Thursday, December 06, 2007

When Does Ellen Come On?

Reaper

So I watched the first half dozen episodes of the new TV show Reaper, a decision made irrationally and almost involuntarily based on early reviews comparing it to Buffy. It certainly had a great premise: on his 21st birthday our protagonist, a boring young man named Sam, finds out that his parents promised his soul to Satan before he was born. Now that he's reached the age of majority, he must work off his parent's debt by becoming the Devil's bounty hunter - catching and returning souls that have escaped from hell.

Unfortunately Reaper, at least in the first few episodes, fails completely to capitalise on such a great premise, instead quickly finding a generic formula and falling into a dull routine. This would be tolerable if the writing and acting were sharp enough to keep it entertaining but sadly the show also suffers from a fatal lack of wit. The characters are unbelievably generic, the attempt at a wacky sidekick (a guy who acts out a pretty straight impersonation of Jack Black) might have helped if his wackiness contained a trace of genuine humour, and the less said about the others... well there is nothing to say about them because they're so boring and two dimensional. But the nail in the coffin for the show was the romance, in which Sam pines for his workmate Andi, which over the course of a mere six episodes became so offensively inane that I had no choice but to cancel my bittorrents in disgust.

Sam spends a decent percentage of each episode trying to gauge Andi's feelings for him and/or smooth over the latest misunderstanding that has arisen between them because of his secret other life.
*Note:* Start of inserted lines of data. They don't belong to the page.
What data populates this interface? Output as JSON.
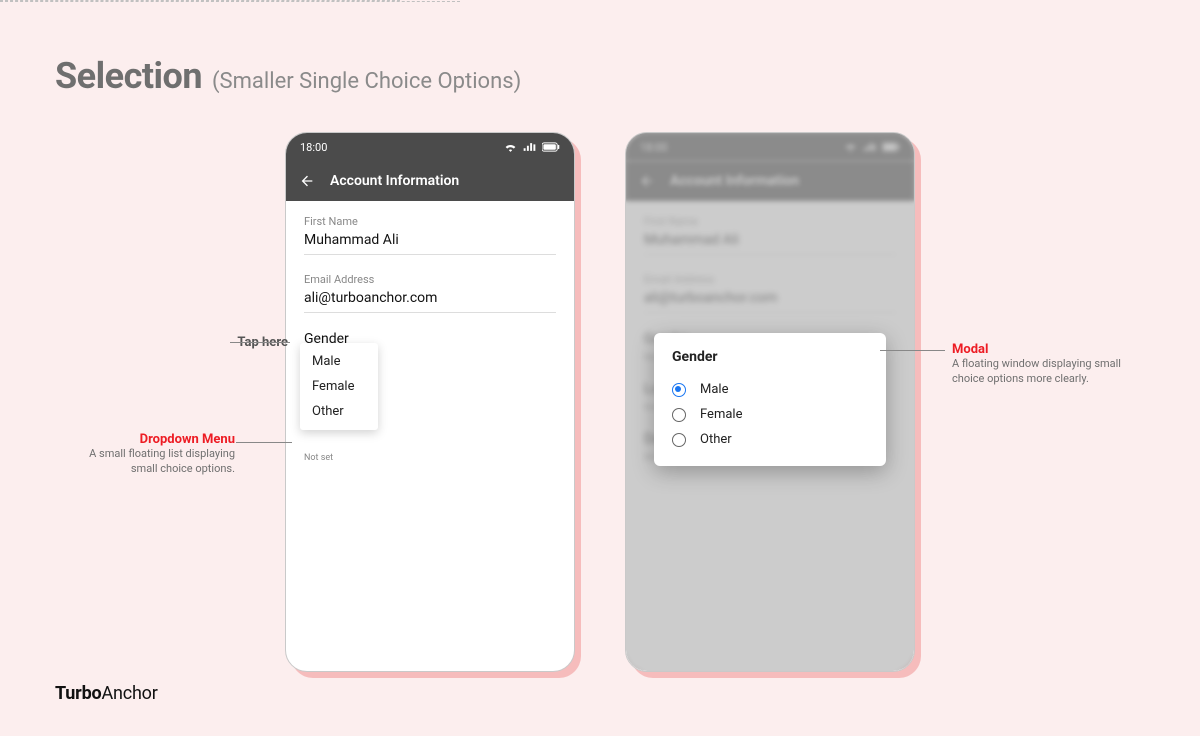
{
  "title": {
    "main": "Selection",
    "sub": "(Smaller Single Choice Options)"
  },
  "brand": {
    "part1": "Turbo",
    "part2": "Anchor"
  },
  "phone": {
    "time": "18:00",
    "appbar_title": "Account Information",
    "fields": {
      "first_name": {
        "label": "First Name",
        "value": "Muhammad Ali"
      },
      "email": {
        "label": "Email Address",
        "value": "ali@turboanchor.com"
      },
      "gender": {
        "label": "Gender",
        "sub": "Not set"
      },
      "location": {
        "label": "Location",
        "sub": "Not set"
      },
      "dob": {
        "label": "Date of Birth",
        "sub": "Not set"
      }
    },
    "dropdown": {
      "items": [
        "Male",
        "Female",
        "Other"
      ]
    },
    "modal": {
      "title": "Gender",
      "options": [
        {
          "label": "Male",
          "checked": true
        },
        {
          "label": "Female",
          "checked": false
        },
        {
          "label": "Other",
          "checked": false
        }
      ]
    }
  },
  "annotations": {
    "tap": {
      "text": "Tap here"
    },
    "dropdown": {
      "title": "Dropdown Menu",
      "desc": "A small floating list displaying small choice options."
    },
    "modal": {
      "title": "Modal",
      "desc": "A floating window displaying small choice options more clearly."
    }
  },
  "colors": {
    "accent": "#ed1c24"
  }
}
At no time does Andi evince any hint of a personality or an opinion of her own, merely making puppy dog eyes when Sam breaks a date with her after work and remaining a blank cipher, both to her suitor and to the viewer, as to what she's really thinking or feeling. If I saw someone behaving this way in the real world I would shake my head and cluck disapprovingly at her cruel and manipulative toying with this poor sap who's quite obviously infatuated with her, but of course that's not what the writers intend us to see. Andi is a perfect example of this peculiar American TV/ Hollywood creation, the artificial love interest: a character (invariably a woman) who exists only to stand in as an example of chaste virtue, and to be used by a primary character to learn a valuable lesson about honesty, or some other fatuous homily. Aside from the obvious crimes against characterisation that this approach entails, it's offensive for two more reasons. Firstly the creepy crypto-chauvinism it implies (the perfect woman is completely passive and virginal), not to mention the numerous opportunities it provides for the writers to massage conservative America's madonna/whore complex (contrast Andi with the women Satan sends to tempt Sam with, who (gasp) have tattoos and make the first move in trying to kiss him). And secondly because of the nauseatingly Disney moral of twue wuv that it's expressing.
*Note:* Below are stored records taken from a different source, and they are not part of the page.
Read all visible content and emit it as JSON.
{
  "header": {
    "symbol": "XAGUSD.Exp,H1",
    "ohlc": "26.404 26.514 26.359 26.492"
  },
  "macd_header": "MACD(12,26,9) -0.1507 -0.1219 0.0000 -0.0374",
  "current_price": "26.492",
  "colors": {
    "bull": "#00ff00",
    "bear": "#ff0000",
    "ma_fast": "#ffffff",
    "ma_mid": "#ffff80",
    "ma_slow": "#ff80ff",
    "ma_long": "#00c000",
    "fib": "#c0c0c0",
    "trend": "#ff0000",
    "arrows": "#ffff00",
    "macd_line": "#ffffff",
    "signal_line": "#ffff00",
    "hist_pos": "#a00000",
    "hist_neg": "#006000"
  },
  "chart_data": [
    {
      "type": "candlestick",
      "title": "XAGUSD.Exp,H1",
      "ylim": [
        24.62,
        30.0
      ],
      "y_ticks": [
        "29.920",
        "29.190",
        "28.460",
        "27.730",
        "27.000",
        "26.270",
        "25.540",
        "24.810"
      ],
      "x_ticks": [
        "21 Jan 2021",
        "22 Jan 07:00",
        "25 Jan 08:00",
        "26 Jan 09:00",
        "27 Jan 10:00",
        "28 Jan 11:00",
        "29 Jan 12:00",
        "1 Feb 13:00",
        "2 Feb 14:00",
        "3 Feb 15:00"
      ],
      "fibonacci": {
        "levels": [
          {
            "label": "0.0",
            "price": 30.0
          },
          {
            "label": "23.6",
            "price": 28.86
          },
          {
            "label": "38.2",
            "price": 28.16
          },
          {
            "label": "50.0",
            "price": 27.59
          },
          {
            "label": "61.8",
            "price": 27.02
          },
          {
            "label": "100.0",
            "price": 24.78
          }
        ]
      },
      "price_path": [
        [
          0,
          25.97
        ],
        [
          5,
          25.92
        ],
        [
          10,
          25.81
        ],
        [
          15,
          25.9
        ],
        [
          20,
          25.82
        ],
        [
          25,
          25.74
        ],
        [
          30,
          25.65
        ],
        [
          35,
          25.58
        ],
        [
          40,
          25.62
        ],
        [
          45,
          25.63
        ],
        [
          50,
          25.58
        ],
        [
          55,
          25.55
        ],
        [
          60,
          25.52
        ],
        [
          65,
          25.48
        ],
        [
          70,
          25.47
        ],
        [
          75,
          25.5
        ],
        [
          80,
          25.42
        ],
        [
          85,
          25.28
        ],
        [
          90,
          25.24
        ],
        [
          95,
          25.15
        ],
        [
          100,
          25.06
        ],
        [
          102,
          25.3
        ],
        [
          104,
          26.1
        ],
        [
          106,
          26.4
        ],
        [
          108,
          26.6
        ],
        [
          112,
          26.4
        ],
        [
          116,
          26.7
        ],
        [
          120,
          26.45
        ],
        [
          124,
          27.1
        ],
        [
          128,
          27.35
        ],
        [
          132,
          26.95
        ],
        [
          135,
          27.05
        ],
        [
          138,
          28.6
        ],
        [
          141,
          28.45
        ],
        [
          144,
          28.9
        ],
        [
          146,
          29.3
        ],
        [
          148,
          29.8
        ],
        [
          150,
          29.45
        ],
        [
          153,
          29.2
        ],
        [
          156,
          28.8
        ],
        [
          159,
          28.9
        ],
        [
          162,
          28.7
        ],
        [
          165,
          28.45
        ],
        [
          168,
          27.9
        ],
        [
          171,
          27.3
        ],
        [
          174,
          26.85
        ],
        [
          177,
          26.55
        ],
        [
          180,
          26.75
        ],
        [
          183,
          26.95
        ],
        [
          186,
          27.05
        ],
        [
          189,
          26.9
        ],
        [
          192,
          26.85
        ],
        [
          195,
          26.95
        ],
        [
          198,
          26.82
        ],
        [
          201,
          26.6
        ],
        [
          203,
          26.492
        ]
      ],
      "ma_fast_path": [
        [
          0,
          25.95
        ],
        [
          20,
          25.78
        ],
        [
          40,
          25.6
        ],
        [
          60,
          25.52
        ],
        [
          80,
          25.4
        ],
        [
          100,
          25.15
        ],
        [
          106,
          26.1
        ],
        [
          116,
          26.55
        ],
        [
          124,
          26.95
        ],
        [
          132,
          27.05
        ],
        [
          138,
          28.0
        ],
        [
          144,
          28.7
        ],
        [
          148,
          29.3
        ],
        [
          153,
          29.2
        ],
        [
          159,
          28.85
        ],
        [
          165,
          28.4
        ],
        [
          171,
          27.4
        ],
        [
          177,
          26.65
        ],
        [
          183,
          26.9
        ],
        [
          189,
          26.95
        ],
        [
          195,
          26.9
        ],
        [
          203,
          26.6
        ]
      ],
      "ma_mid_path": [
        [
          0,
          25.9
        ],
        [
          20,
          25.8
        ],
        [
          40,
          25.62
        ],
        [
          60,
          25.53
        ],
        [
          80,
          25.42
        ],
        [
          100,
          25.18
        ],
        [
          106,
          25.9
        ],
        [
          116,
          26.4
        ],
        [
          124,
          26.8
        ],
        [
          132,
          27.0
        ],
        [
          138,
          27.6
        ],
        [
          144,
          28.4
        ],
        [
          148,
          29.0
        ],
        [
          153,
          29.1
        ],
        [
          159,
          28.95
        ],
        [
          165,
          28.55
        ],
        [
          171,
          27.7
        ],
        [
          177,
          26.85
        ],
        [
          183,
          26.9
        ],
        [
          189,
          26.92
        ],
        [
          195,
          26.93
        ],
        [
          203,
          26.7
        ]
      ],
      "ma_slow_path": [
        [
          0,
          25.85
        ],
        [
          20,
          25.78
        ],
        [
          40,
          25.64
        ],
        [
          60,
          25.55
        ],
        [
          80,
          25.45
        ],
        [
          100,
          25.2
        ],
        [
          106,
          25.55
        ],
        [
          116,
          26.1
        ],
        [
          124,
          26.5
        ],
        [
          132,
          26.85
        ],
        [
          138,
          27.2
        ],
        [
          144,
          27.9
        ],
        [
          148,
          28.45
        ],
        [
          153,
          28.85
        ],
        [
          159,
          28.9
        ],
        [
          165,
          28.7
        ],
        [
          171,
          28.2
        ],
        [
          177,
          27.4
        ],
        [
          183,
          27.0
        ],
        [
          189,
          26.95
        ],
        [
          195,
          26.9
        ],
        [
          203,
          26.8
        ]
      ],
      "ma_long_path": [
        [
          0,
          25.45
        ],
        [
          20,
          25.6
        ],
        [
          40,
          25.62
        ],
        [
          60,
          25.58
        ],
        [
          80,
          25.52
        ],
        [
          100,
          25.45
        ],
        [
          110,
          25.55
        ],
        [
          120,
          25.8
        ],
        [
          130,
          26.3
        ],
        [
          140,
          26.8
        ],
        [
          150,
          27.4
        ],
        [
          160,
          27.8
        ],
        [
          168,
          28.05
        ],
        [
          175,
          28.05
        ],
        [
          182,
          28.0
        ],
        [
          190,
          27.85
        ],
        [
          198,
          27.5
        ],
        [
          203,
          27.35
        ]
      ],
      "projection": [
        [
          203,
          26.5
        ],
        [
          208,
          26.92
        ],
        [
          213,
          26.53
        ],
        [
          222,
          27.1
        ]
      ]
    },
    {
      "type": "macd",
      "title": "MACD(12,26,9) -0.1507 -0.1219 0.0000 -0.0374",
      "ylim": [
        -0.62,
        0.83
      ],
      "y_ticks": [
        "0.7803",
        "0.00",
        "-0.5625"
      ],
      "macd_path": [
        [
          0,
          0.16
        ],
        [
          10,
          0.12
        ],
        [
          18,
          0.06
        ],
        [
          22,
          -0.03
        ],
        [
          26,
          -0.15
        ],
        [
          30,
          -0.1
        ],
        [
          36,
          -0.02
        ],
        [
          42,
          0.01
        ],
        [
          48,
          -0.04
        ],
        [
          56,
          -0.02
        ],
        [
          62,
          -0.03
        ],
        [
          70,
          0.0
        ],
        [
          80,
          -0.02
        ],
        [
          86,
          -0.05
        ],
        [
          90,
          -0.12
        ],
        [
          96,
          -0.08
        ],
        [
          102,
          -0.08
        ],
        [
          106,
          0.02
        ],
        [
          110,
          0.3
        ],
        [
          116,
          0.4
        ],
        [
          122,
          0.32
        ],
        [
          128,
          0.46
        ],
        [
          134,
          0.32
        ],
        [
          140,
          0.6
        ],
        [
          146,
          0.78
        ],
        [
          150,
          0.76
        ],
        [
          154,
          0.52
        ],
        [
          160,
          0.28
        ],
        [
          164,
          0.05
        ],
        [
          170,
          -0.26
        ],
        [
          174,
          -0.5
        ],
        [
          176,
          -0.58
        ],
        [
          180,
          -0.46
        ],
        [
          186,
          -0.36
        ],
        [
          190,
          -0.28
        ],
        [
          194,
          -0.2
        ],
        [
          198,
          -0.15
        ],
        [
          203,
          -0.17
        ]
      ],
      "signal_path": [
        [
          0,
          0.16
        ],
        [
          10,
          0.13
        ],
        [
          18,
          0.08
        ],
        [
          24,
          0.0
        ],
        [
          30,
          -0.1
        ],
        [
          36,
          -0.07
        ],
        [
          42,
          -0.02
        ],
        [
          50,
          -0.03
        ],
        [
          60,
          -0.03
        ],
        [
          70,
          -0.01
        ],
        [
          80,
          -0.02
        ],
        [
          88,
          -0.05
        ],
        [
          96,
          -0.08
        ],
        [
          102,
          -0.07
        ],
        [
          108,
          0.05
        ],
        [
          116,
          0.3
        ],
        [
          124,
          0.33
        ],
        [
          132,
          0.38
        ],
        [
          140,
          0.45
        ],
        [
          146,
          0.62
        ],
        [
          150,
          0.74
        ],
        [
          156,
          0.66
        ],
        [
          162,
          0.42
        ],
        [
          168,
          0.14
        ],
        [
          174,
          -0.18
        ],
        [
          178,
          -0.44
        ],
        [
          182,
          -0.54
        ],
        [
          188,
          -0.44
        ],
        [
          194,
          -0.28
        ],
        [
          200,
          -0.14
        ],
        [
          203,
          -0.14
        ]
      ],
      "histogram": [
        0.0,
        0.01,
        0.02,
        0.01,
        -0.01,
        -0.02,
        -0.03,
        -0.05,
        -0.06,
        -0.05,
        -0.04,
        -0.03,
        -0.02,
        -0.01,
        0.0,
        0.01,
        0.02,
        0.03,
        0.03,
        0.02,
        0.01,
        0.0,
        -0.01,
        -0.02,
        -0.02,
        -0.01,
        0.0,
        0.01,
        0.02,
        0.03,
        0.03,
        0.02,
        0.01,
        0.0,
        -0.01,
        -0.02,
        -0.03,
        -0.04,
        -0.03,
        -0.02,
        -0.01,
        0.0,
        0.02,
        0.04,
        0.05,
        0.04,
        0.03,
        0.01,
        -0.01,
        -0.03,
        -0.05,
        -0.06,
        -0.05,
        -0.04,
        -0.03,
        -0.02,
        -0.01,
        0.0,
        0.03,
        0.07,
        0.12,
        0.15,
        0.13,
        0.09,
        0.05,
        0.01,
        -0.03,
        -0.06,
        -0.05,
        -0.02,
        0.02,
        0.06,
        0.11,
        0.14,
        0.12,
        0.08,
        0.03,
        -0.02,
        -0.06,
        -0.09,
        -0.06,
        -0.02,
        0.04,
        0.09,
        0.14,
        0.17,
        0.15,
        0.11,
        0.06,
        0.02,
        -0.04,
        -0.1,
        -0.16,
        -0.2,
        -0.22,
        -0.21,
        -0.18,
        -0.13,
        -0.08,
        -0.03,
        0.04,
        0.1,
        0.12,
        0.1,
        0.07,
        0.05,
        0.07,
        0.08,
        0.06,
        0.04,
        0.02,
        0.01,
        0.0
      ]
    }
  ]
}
But there is a reason that I made it through six whole episodes, and that's because Reaper does have one genuinely great redeeming feature in the person of Satan as played by Ray Wise (who of course we all remember as Leland Palmer from Twin Peaks). Appearing as a distinguished, tanned, well dressed older man, Wise steals every scene with his delicate balancing of the character's cheerful, friendly outer persona and his true nature as the malevolent manifestation of all evil. He is also apparently the only character which brings out any trace of wit in the writers. Sadly he (and the concept) are not enough to redeem the show. I've since shifted my attention to Pushing Daisies, which has it's own problems, but pleases me much more on a moral and philosophical level.